Passer le flambeau : La transmission du savoir de génération en génération

Tu nais, tu vis, tu meurs.

Ainsi va le sablier du temps qui s’égrène inlassablement.

Est-ce que tu penses parfois au chemin parcouru; aux joies et aux peines, aux succès comme aux déboires ? Le bilan varie souvent au gré de tes humeurs, mais force est de constater que tu as connu beaucoup d’expériences au fil des ans : certaines très agréables alors que d’autres ont laissé des cicatrices.

As-tu des regrets ? Ferais-tu les choses différemment si on t’en donnait l’occasion ? Ou à l’inverse, tu n’échangerais de place pour rien au monde ?

Tu as sûrement quelque chose à raconter, à partager avec ton entourage — une astuce ou des perles de sagesse. Il n’est nullement nécessaire que ce soit des vérités philosophiques ou quelques autres élucubrations métaphysiques : une recette de cuisine ou même une chanson qui se passe de génération en génération fait l’affaire.

Tu es unique en ton genre. Ne te laisse pas convaincre du contraire. Il est vrai que l’on se sent parfois insignifiant face au reste de l’humanité, mais cela ne devrait pas nous empêcher de contribuer à son enrichissement à microscopique échelle. Tu ajoutes une pierre à l’édifice, le rendant ainsi plus solide.

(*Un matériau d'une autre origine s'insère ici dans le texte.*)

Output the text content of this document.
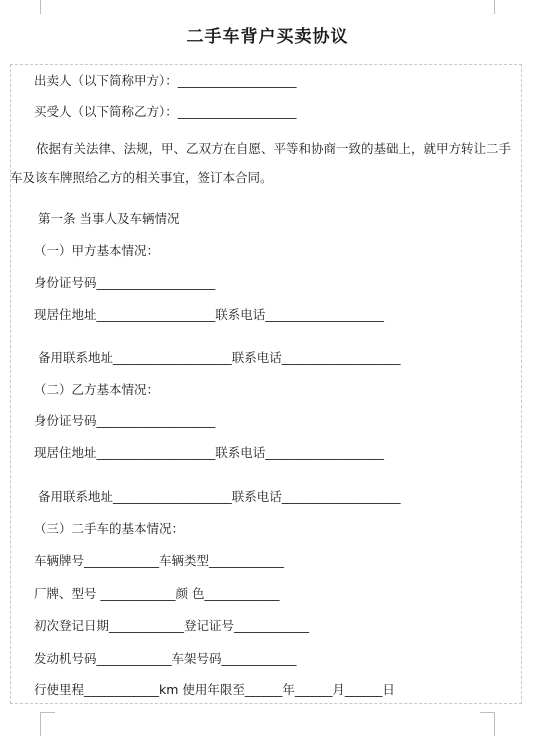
二手车背户买卖协议
出卖人（以下简称甲方）：___________________
买受人（以下简称乙方）：___________________
依据有关法律、法规，甲、乙双方在自愿、平等和协商一致的基础上，就甲方转让二手车及该车牌照给乙方的相关事宜，签订本合同。
第一条 当事人及车辆情况
（一）甲方基本情况：
身份证号码___________________
现居住地址___________________联系电话___________________
备用联系地址___________________联系电话___________________
（二）乙方基本情况：
身份证号码___________________
现居住地址___________________联系电话___________________
备用联系地址___________________联系电话___________________
（三）二手车的基本情况：
车辆牌号____________车辆类型____________
厂牌、型号 ____________颜 色____________
初次登记日期____________登记证号____________
发动机号码____________车架号码____________
行使里程____________km 使用年限至______年______月______日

La transmission du savoir est étroitement liée à la survie de l’espèce. Bon… peut-être un peu moins de nos jours : je doute que la recette de sucre à la crème de matante Jeanine sauve le sort de la planète; l’avenir saura nous le dire.

De fils en aiguilles

Il n’y a rien de plus beau qu’une grand-mère qui enseigne à sa petite-fille à tricoter ou encore, lorsqu’un filleul initie son vieil oncle à son enregistreur numérique afin qu’il puisse regarder ses « programmes » en différé.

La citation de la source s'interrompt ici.